Detection, Categorization and Repair of Flaky Tests Using Large Language Models

Abstract

Software testing is critical for ensuring software dependability. However, some test cases, known as flaky tests, exhibit non-deterministic behavior, passing or failing inconsistently even with the same source code version. These flaky tests create significant overhead in software development, requiring developers to rerun tests or debug code unnecessarily. Traditional approaches for detecting flaky tests involve rerunning them multiple times, a process that is computationally expensive and impractical for large test suites. Machine learning (ML) models have been proposed as a scalable alternative to predict flaky tests without reruns.
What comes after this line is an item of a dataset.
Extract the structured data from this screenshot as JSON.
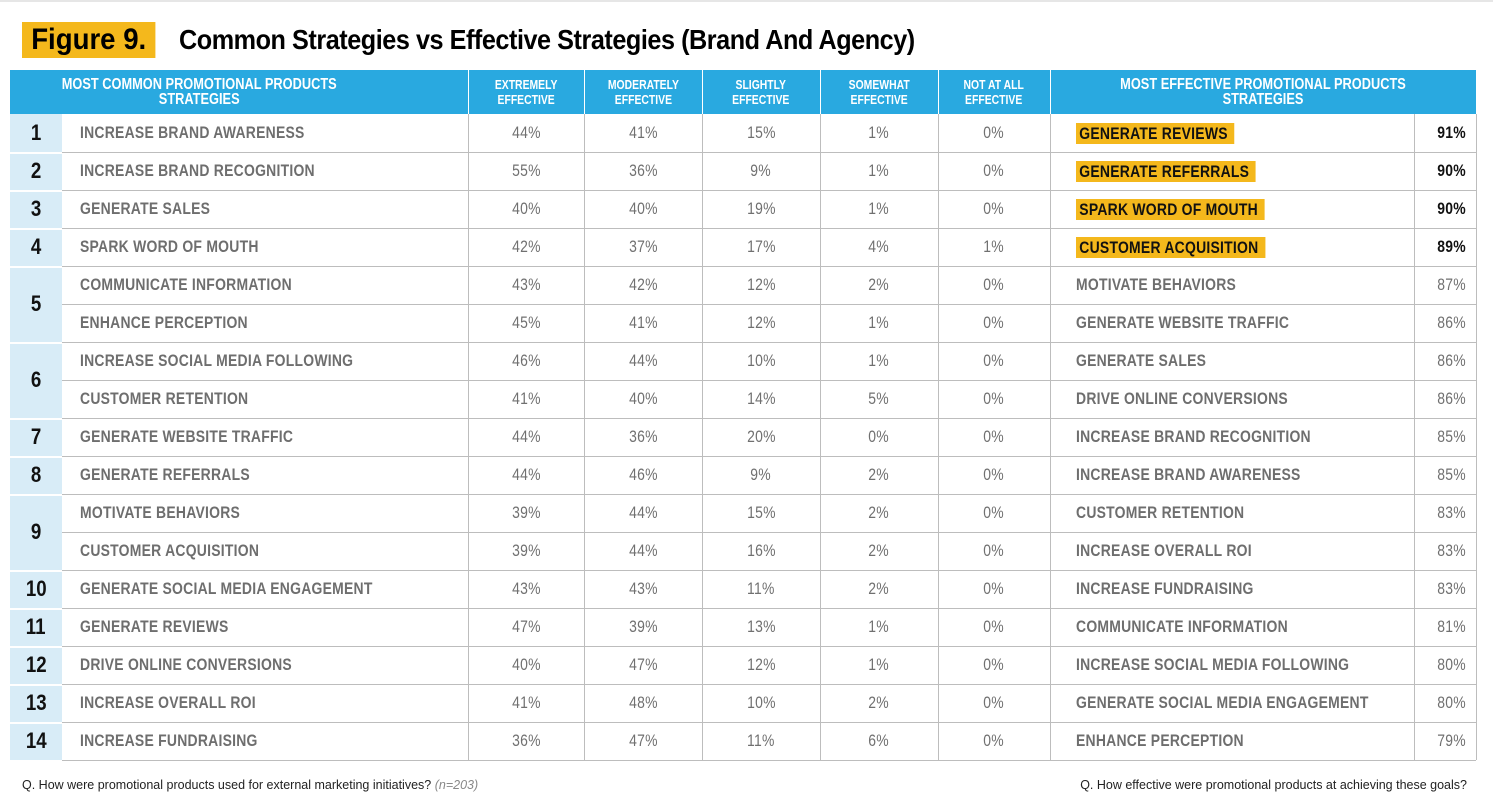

However, existing ML-based techniques often rely on production code or project-specific features, limiting their generalizability across diverse projects. Furthermore, the use of predefined feature sets results in suboptimal accuracy when applied to realistic datasets. To address these challenges, we propose two novel, black-box, large language model-based solutions: (a) Flakify: A flaky test predictor that relies solely on the source code of test cases, eliminating the need for access to production code or predefined feature sets. Flakify uses CodeBERT, a pre-trained language model, and demonstrates superior performance on two benchmark datasets. It achieves F1-scores of 79% and 73% using cross-validation and per-project validation on the FlakeFlagger dataset, and 98% and 89% on the IDoFT dataset. Flakify outperforms the state-of-the-art solution (FlakeFlagger) by 10 and 18 percentage points in precision and recall, respectively. (b) FlakyFix: A framework designed to predict the required fix for flaky tests by classifying them into 13 distinct fix categories based solely on test code analysis. By leveraging code models and few-shot learning, FlakyFix accurately predicts most fix categories. To further enhance flaky test repairs, we augment GPT 3.5 Turbo prompts with predicted fix category labels. Our experimental results show that 51% to 83% of GPT-suggested repairs pass, with only 16% of the test code needing further modifications for the remaining cases. These two approaches significantly reduce the overhead associated with rerunning flaky tests and provide an efficient method for predicting and repairing flaky tests, making them more suitable for real-world industrial applications.